Research Summary
This article investigates the conditions under which investors preferentially evaluate fast follower business model copycats (BMCs)—less novel, imitative ventures—over novel ventures. Employing a conjoint experiment, we find that venture investors prefer fast follower BMCs when the venture team has major capability advantages in exploitation (compared to exploration). Further, we find that investors' experience reduces their preference for fast follower BMCs when the team's capability advantage is in exploitation, and reduces their preference for novel ventures when the team is strong in exploration. These findings provide important theoretical and managerial implications.
Managerial Summary
Business model copycats represent a popular phenomenon in the global market. Fast follower BMCs are especially influential as many of them received millions of dollars of investment, and achieved billions of dollars in evaluations, both resulting in worldwide recognition.
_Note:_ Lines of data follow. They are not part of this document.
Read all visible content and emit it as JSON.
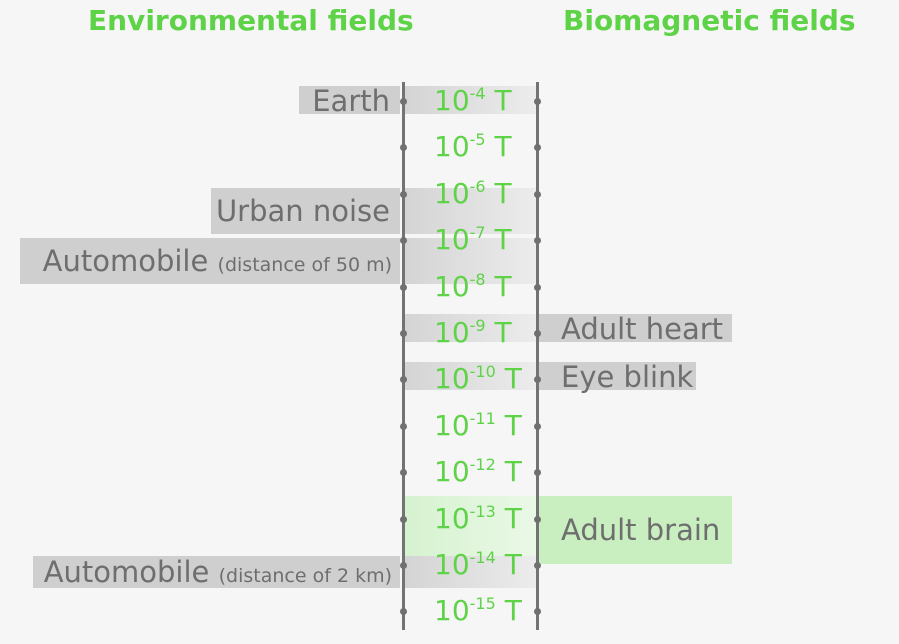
{
  "headings": {
    "environmental": "Environmental fields",
    "biomagnetic": "Biomagnetic fields"
  },
  "scale": [
    {
      "base": "10",
      "exp": "-4",
      "unit": "T"
    },
    {
      "base": "10",
      "exp": "-5",
      "unit": "T"
    },
    {
      "base": "10",
      "exp": "-6",
      "unit": "T"
    },
    {
      "base": "10",
      "exp": "-7",
      "unit": "T"
    },
    {
      "base": "10",
      "exp": "-8",
      "unit": "T"
    },
    {
      "base": "10",
      "exp": "-9",
      "unit": "T"
    },
    {
      "base": "10",
      "exp": "-10",
      "unit": "T"
    },
    {
      "base": "10",
      "exp": "-11",
      "unit": "T"
    },
    {
      "base": "10",
      "exp": "-12",
      "unit": "T"
    },
    {
      "base": "10",
      "exp": "-13",
      "unit": "T"
    },
    {
      "base": "10",
      "exp": "-14",
      "unit": "T"
    },
    {
      "base": "10",
      "exp": "-15",
      "unit": "T"
    }
  ],
  "environmental": [
    {
      "label": "Earth",
      "note": ""
    },
    {
      "label": "Urban noise",
      "note": ""
    },
    {
      "label": "Automobile",
      "note": "(distance of 50 m)"
    },
    {
      "label": "Automobile",
      "note": "(distance of 2 km)"
    }
  ],
  "biomagnetic": [
    {
      "label": "Adult heart"
    },
    {
      "label": "Eye blink"
    },
    {
      "label": "Adult brain"
    }
  ],
  "colors": {
    "accent": "#5fd348",
    "label_box": "#cfcfcf",
    "highlight_box": "#c9efc1",
    "axis": "#737373",
    "text": "#6e6e6e"
  }
}
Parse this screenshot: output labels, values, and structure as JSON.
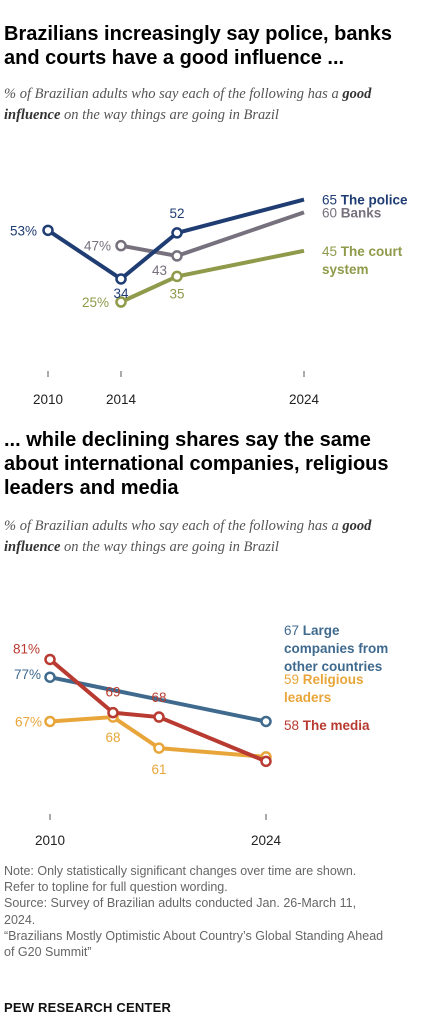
{
  "chart1": {
    "title": "Brazilians increasingly say police, banks and courts have a good influence ...",
    "subtitle_pre": "% of Brazilian adults who say each of the following has a ",
    "subtitle_bold": "good influence",
    "subtitle_post": " on the way things are going in Brazil"
  },
  "chart2": {
    "title": "... while declining shares say the same about international companies, religious leaders and media",
    "subtitle_pre": "% of Brazilian adults who say each of the following has a ",
    "subtitle_bold": "good influence",
    "subtitle_post": " on the way things are going in Brazil"
  },
  "chart_data": [
    {
      "type": "line",
      "x_ticks": [
        "2010",
        "2014",
        "2024"
      ],
      "series": [
        {
          "name": "The police",
          "color": "#1f3d73",
          "points": [
            {
              "x": 2010,
              "y": 53,
              "label": "53%"
            },
            {
              "x": 2014,
              "y": 34,
              "label": "34"
            },
            {
              "x": 2017,
              "y": 52,
              "label": "52"
            },
            {
              "x": 2024,
              "y": 65,
              "label": "65"
            }
          ]
        },
        {
          "name": "Banks",
          "color": "#77707d",
          "points": [
            {
              "x": 2014,
              "y": 47,
              "label": "47%"
            },
            {
              "x": 2017,
              "y": 43,
              "label": "43"
            },
            {
              "x": 2024,
              "y": 60,
              "label": "60"
            }
          ]
        },
        {
          "name": "The court system",
          "color": "#8f9a4a",
          "points": [
            {
              "x": 2014,
              "y": 25,
              "label": "25%"
            },
            {
              "x": 2017,
              "y": 35,
              "label": "35"
            },
            {
              "x": 2024,
              "y": 45,
              "label": "45"
            }
          ]
        }
      ]
    },
    {
      "type": "line",
      "x_ticks": [
        "2010",
        "2024"
      ],
      "series": [
        {
          "name": "Large companies from other countries",
          "color": "#3f6a8e",
          "points": [
            {
              "x": 2010,
              "y": 77,
              "label": "77%"
            },
            {
              "x": 2024,
              "y": 67,
              "label": "67"
            }
          ]
        },
        {
          "name": "Religious leaders",
          "color": "#e8a63a",
          "points": [
            {
              "x": 2010,
              "y": 67,
              "label": "67%"
            },
            {
              "x": 2014,
              "y": 68,
              "label": "68"
            },
            {
              "x": 2017,
              "y": 61,
              "label": "61"
            },
            {
              "x": 2024,
              "y": 59,
              "label": "59"
            }
          ]
        },
        {
          "name": "The media",
          "color": "#b83a30",
          "points": [
            {
              "x": 2010,
              "y": 81,
              "label": "81%"
            },
            {
              "x": 2014,
              "y": 69,
              "label": "69"
            },
            {
              "x": 2017,
              "y": 68,
              "label": "68"
            },
            {
              "x": 2024,
              "y": 58,
              "label": "58"
            }
          ]
        }
      ]
    }
  ],
  "footer": {
    "note1": "Note: Only statistically significant changes over time are shown.",
    "note2": "Refer to topline for full question wording.",
    "source1": "Source: Survey of Brazilian adults conducted Jan. 26-March 11,",
    "source2": "2024.",
    "report1": "“Brazilians Mostly Optimistic About Country’s Global Standing Ahead",
    "report2": "of G20 Summit”",
    "brand": "PEW RESEARCH CENTER"
  }
}
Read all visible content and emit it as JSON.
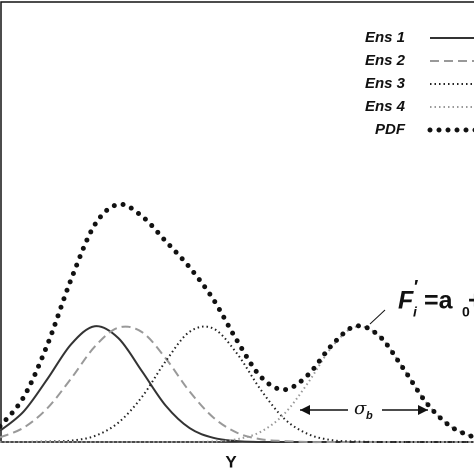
{
  "chart_data": {
    "type": "line",
    "x_label": "Y",
    "x": [
      0,
      0.5,
      1,
      1.5,
      2,
      2.5,
      3,
      3.5,
      4,
      4.5,
      5,
      5.5,
      6,
      6.5,
      7,
      7.5,
      8,
      8.5,
      9,
      9.5,
      10
    ],
    "xlim": [
      0,
      10
    ],
    "ylim": [
      0,
      0.95
    ],
    "series": [
      {
        "name": "Ens 1",
        "color": "#333333",
        "style": "solid",
        "values": [
          0.024,
          0.066,
          0.136,
          0.211,
          0.25,
          0.224,
          0.152,
          0.078,
          0.03,
          0.009,
          0.002,
          0,
          0,
          0,
          0,
          0,
          0,
          0,
          0,
          0,
          0
        ]
      },
      {
        "name": "Ens 2",
        "color": "#999999",
        "style": "dashed",
        "values": [
          0.01,
          0.031,
          0.073,
          0.137,
          0.206,
          0.247,
          0.237,
          0.18,
          0.109,
          0.053,
          0.02,
          0.006,
          0.002,
          0,
          0,
          0,
          0,
          0,
          0,
          0,
          0
        ]
      },
      {
        "name": "Ens 3",
        "color": "#222222",
        "style": "dotted",
        "values": [
          0,
          0,
          0.001,
          0.003,
          0.013,
          0.042,
          0.098,
          0.175,
          0.238,
          0.245,
          0.191,
          0.113,
          0.05,
          0.017,
          0.004,
          0.001,
          0,
          0,
          0,
          0,
          0
        ]
      },
      {
        "name": "Ens 4",
        "color": "#999999",
        "style": "dotted",
        "values": [
          0,
          0,
          0,
          0,
          0,
          0,
          0,
          0,
          0,
          0.001,
          0.006,
          0.022,
          0.061,
          0.128,
          0.205,
          0.249,
          0.229,
          0.16,
          0.084,
          0.034,
          0.01
        ]
      },
      {
        "name": "PDF",
        "color": "#111111",
        "style": "dots",
        "values": [
          0.034,
          0.097,
          0.21,
          0.351,
          0.469,
          0.513,
          0.487,
          0.433,
          0.377,
          0.308,
          0.219,
          0.141,
          0.113,
          0.145,
          0.209,
          0.25,
          0.229,
          0.16,
          0.084,
          0.034,
          0.01
        ]
      }
    ],
    "annotation_parts": [
      "F",
      "i",
      "′",
      "=a",
      "0",
      "+"
    ],
    "sigma_parts": [
      "σ",
      "b"
    ]
  }
}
But although fast follower BMCs have the potential to conquer any market, they are not always highly valued by investors when initiating their businesses. We investigate when this is the case and find that team exploration–exploitation capabilities influence investors' evaluation preference toward novel ventures and fast follower BMCs. If entrepreneurs are skilled in exploitation, creating a fast follower BMC venture might be a great pitch to secure investment. Yet, if entrepreneurs are mostly competitive in exploration, creating fast follower BMCs does not attract investment easily.